- Born: 20 June 1940 (age 86) Patna, Bihar
- Citizenship: India
- Education: IIT Kharagpur University College of Medical Sciences (UCMS)
- Known for: Reversible inhibition of sperm under guidance
- Awards: Padma Shri,2020
- Scientific career
- Fields: biomedical engineer

= Sujoy K. Guha =

Indian biomedical engineer

Sujoy Kumar Guha is an Indian biomedical engineer. He was born in Patna, India, 20 June 1940. He did his undergraduate degree (B.Tech.) in electrical engineering from IIT Kharagpur, followed by a master's degree in electrical engineering at IIT, and another master's degree from the University of Illinois, Urbana-Champaign. Guha later received his PhD in medical physiology from St. Louis University.

Guha founded the Centre for Biomedical Engineering. He obtained his MBBS degree from the University College of Medical Sciences, Delhi University. One of the founders of biomedical engineering in India, Guha is internationally known in the areas of rehabilitation engineering, bioengineering in reproductive medicine, and technology for rural health care.

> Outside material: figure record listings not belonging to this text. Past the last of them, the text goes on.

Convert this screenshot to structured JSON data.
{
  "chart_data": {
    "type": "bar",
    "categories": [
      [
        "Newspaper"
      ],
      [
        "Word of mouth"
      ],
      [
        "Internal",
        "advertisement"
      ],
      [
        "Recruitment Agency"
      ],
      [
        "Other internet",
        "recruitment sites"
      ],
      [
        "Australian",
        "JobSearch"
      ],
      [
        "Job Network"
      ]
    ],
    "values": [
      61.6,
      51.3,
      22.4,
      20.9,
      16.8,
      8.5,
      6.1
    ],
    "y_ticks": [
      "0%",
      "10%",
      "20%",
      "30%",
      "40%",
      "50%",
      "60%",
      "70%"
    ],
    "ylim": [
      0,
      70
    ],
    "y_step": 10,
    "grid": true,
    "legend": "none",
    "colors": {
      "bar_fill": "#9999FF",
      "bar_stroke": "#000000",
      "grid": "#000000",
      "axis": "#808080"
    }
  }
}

He has received several awards and has more than 100 research papers in cited journals. In 2003, he became a chair professor at IIT Kharagpur. He was awarded the Padma Shri, India's fourth-highest civilian honor in 2020.

Guha's major contributions have been in the invention and development of the non-hormonal polymer-based injectable male contraceptive (RISUG), for which the final Phase III clinical trials were completed in 2019.